# In bra-ket notation, what axiom allows "distributing" the conjugate ($^*$) across a sum of bras or sum of kets?

An exercise says,

Using the axioms for inner products, prove

$$\{\langle A| + \langle B|\}|C\rangle = \langle A|C\rangle+\langle B|C\rangle.$$

The two axioms I've been given are

1. They are linear:

$$\langle C|\{|A\rangle+\langle B\rangle\}=\langle C|A\rangle+\langle C|B\rangle$$

1. Interchanging bras and kets corresponds to complex conjugation:

$$\langle B|A\rangle=\langle A|B\rangle^*$$

One of the solutions I've found starts...

\begin{align} \{\langle A| + \langle B|\}|C\rangle &= [\langle C|\{|A\rangle+|B\rangle\}]^*\hspace{2em}&\text{Axiom 2}\\ &= \langle C|A\rangle^*+\langle C|B\rangle^*&\text{???}\\ &=\ ... \end{align}

I see that it distributed the $$\langle C|$$ using Axiom 1, but what axiom justifies "distributing" the conjugate, $$^*$$?

It's clearly not one of the two inner product axioms. Earlier in the chapter we were given some additional definitions:

1. [The] bra corresponding to $$|A\rangle+|B\rangle$$ is $$\langle A|+\langle B|$$.

2. If $$z$$ is a complex number, then [...] the bra corresponding to $$z|A\rangle$$ is $$\langle A|z^*$$.
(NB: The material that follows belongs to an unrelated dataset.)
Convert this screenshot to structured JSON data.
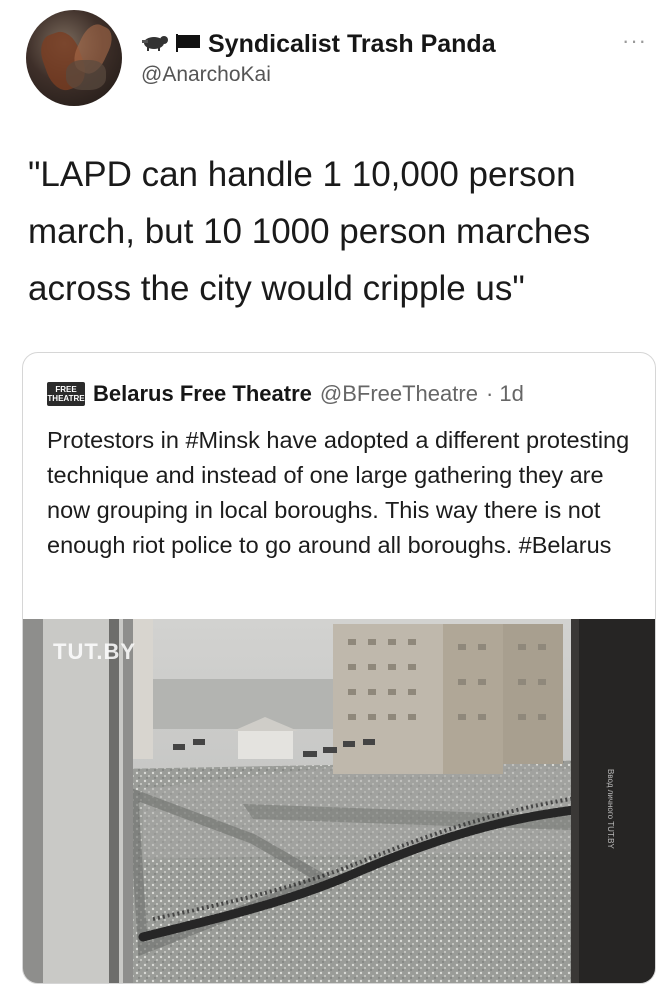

I'm wondering if the second definition about $$z$$ is coming into play. Can $$z$$ stand in for a bra, e.g. $$\langle C|$$? But even so, it doesn't explain the "distributing" of the conjugate. Do I maybe need to expand the bras and kets to row and column vectors and do some recombination to arrive at this "distribution"?

• It seems to me that the distibutivity of the complex conjugate is used... I assume it wasn't mentioned as an axiom because properties of complex numbers are known at this point already. Apr 23, 2023 at 19:04
• Yep that makes sense. I'm in Chapter 1 of the book and it painstakingly spelled out 7 axioms for bras and kets plus a review of basic linear algebra, so I expected to be able to solve the problem using only what was explicitly given as axioms and properties. It's weird that the text would explain how to add 2 column vectors but expect distributivity of the complex conjugate to be a given. Apr 23, 2023 at 19:09

If $$z$$ and $$w$$ are complex numbers then:
$$(z+w)^*=z^* +w^*$$
Since the $$\langle C|A\rangle$$ and $$\langle C|B\rangle$$ are complex numbers the statement follows.